I’m having a bit of trouble deciding whatever to use python multiprocessing or celery or pp for my application.

My app is very CPU heavy but currently uses only one cpu so, I need to spread it across all available cpus(which caused me to look at python’s multiprocessing library) but I read that this library doesn’t scale to other machines if required. Right now I’m not sure if I’ll need more than one server to run my code but I’m thinking of running celery locally and then scaling would only require adding new servers instead of refactoring the code(as it would if I used multiprocessing).

My question: is this logic correct? and is there any negative(performance) with using celery locally(if it turns out a single server with multiple cores can complete my task)? or is it more advised to use multiprocessing and grow out of it into something else later?


p.s. this is for a personal learning project but I would maybe one day like to work as a developer in a firm and want to learn how professionals do it.

I just finished a test to decide how much celery adds as overhead over multiprocessing.Pool and shared arrays. The test runs the wiener filter on a (292, 353, 1652) uint16 array. Both versions use the same chunking (roughly:divide the 292,353 dimensions by the square root of the number of available cpu’s). Two celery versions were tried: one solution sends pickled data the other opens the underlying data file in every worker.

Result: on my 16 core i7 CPU celery takes about 16s, multiprocessing.Pool with shared arrays about 15s. I find this difference surprisingly small.

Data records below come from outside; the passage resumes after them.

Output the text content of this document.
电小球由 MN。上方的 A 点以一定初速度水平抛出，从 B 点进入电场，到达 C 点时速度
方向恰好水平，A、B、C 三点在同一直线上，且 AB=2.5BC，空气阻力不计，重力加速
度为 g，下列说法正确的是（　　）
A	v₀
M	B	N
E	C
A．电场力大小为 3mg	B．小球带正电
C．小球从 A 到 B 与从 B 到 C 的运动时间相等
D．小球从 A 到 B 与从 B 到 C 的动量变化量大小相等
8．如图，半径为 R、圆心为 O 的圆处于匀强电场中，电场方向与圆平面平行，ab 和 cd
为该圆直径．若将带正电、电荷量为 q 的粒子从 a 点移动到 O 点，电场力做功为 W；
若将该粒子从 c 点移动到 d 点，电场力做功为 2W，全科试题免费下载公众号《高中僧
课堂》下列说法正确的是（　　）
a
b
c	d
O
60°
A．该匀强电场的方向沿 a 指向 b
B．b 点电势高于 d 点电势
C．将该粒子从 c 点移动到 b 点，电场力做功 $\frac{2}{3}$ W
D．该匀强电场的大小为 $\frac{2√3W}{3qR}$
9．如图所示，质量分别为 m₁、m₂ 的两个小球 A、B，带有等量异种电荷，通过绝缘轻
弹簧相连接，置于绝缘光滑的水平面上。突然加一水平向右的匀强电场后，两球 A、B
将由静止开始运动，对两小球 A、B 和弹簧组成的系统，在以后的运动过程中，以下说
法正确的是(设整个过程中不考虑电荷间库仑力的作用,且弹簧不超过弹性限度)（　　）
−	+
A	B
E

Increasing granularity increases the difference obviously (celery has to pass more messages): celery takes 15 s, multiprocessing.Pool takes 12s.

Take into account that celery workers were already running on the host whereas the pool workers are forked at each run. I am not sure how could I start multiprocessing pool at the beginning since I pass the shared arrays in the initializer:

with closing(Pool(processes=mp.cpu_count(), initializer=poolinit_gen, initargs=(sourcearrays, resarrays))) as p:

and only the resarrays are protected by locking.

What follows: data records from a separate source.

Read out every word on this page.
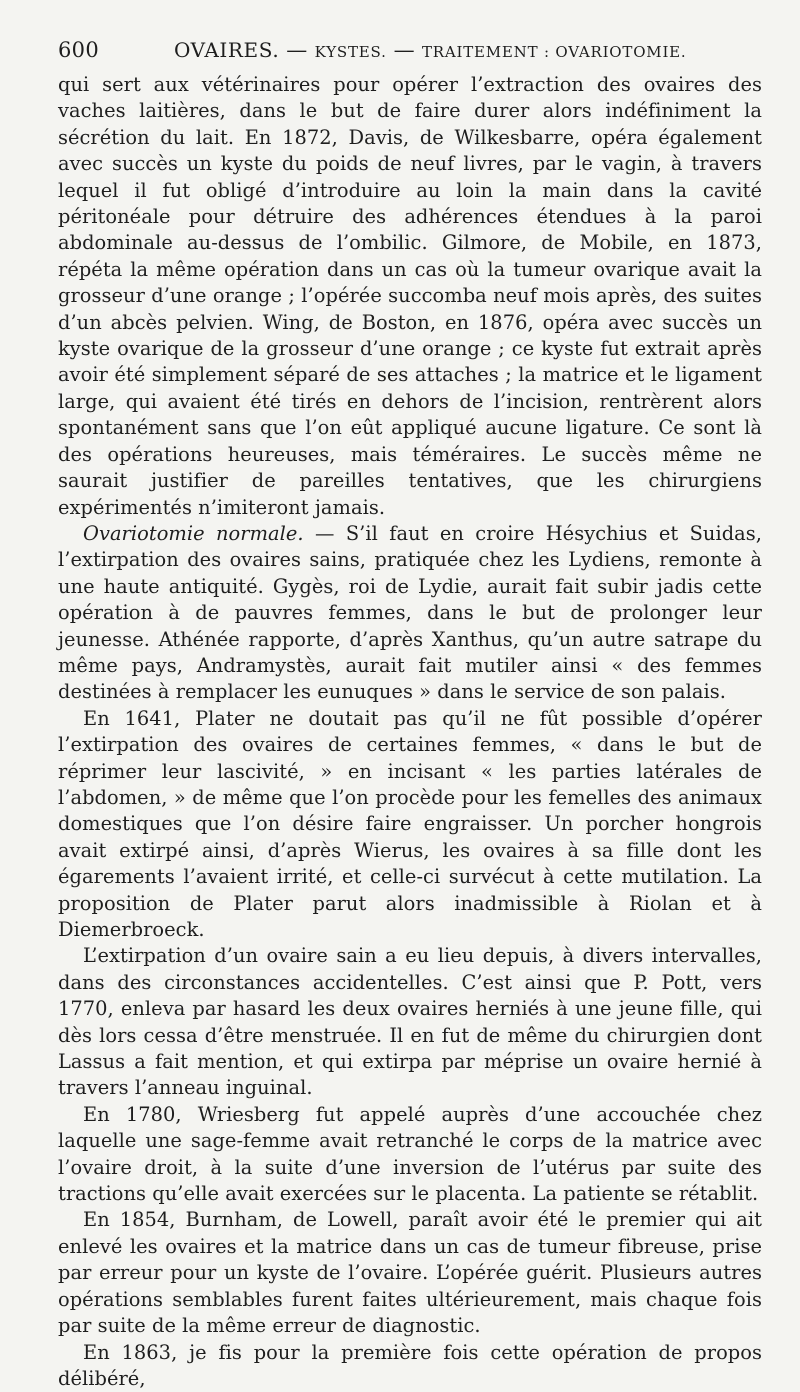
600	OVAIRES. — KYSTES. — TRAITEMENT : OVARIOTOMIE.

qui sert aux vétérinaires pour opérer l’extraction des ovaires des vaches laitières, dans le but de faire durer alors indéfiniment la sécrétion du lait. En 1872, Davis, de Wilkesbarre, opéra également avec succès un kyste du poids de neuf livres, par le vagin, à travers lequel il fut obligé d’introduire au loin la main dans la cavité péritonéale pour détruire des adhérences étendues à la paroi abdominale au-dessus de l’ombilic. Gilmore, de Mobile, en 1873, répéta la même opération dans un cas où la tumeur ovarique avait la grosseur d’une orange ; l’opérée succomba neuf mois après, des suites d’un abcès pelvien. Wing, de Boston, en 1876, opéra avec succès un kyste ovarique de la grosseur d’une orange ; ce kyste fut extrait après avoir été simplement séparé de ses attaches ; la matrice et le ligament large, qui avaient été tirés en dehors de l’incision, rentrèrent alors spontanément sans que l’on eût appliqué aucune ligature. Ce sont là des opérations heureuses, mais téméraires. Le succès même ne saurait justifier de pareilles tentatives, que les chirurgiens expérimentés n’imiteront jamais.

Ovariotomie normale. — S’il faut en croire Hésychius et Suidas, l’extirpation des ovaires sains, pratiquée chez les Lydiens, remonte à une haute antiquité. Gygès, roi de Lydie, aurait fait subir jadis cette opération à de pauvres femmes, dans le but de prolonger leur jeunesse. Athénée rapporte, d’après Xanthus, qu’un autre satrape du même pays, Andramystès, aurait fait mutiler ainsi « des femmes destinées à remplacer les eunuques » dans le service de son palais.

En 1641, Plater ne doutait pas qu’il ne fût possible d’opérer l’extirpation des ovaires de certaines femmes, « dans le but de réprimer leur lascivité, » en incisant « les parties latérales de l’abdomen, » de même que l’on procède pour les femelles des animaux domestiques que l’on désire faire engraisser. Un porcher hongrois avait extirpé ainsi, d’après Wierus, les ovaires à sa fille dont les égarements l’avaient irrité, et celle-ci survécut à cette mutilation. La proposition de Plater parut alors inadmissible à Riolan et à Diemerbroeck.

L’extirpation d’un ovaire sain a eu lieu depuis, à divers intervalles, dans des circonstances accidentelles. C’est ainsi que P. Pott, vers 1770, enleva par hasard les deux ovaires herniés à une jeune fille, qui dès lors cessa d’être menstruée. Il en fut de même du chirurgien dont Lassus a fait mention, et qui extirpa par méprise un ovaire hernié à travers l’anneau inguinal.

En 1780, Wriesberg fut appelé auprès d’une accouchée chez laquelle une sage-femme avait retranché le corps de la matrice avec l’ovaire droit, à la suite d’une inversion de l’utérus par suite des tractions qu’elle avait exercées sur le placenta. La patiente se rétablit.

En 1854, Burnham, de Lowell, paraît avoir été le premier qui ait enlevé les ovaires et la matrice dans un cas de tumeur fibreuse, prise par erreur pour un kyste de l’ovaire. L’opérée guérit. Plusieurs autres opérations semblables furent faites ultérieurement, mais chaque fois par suite de la même erreur de diagnostic.

En 1863, je fis pour la première fois cette opération de propos délibéré,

I have actually never used Celery, but I have used multiprocessing.

Celery seems to have several ways to pass messages (tasks) around, including ways that you should be able to run workers on different machines. So a downside might be that message passing could be slower than with multiprocessing, but on the other hand you could spread the load to other machines.

You are right that multiprocessing can only run on one machine. But on the other hand, communication between the processes can be very fast, for example by using shared memory. Also if you need to process very large amounts of data, you could easily read and write data from and to the local disk, and just pass filenames between the processes.

I don’t know how well Celery would deal with task failures. For example, task might never finish running, or might crash, or you might want to have the ability to kill a task if it did not finish in certain time limit. I don’t know how hard it would be to add support for that if it is not there.

multiprocessing does not come with fault tolerance out of the box, but you can build that yourself without too much trouble.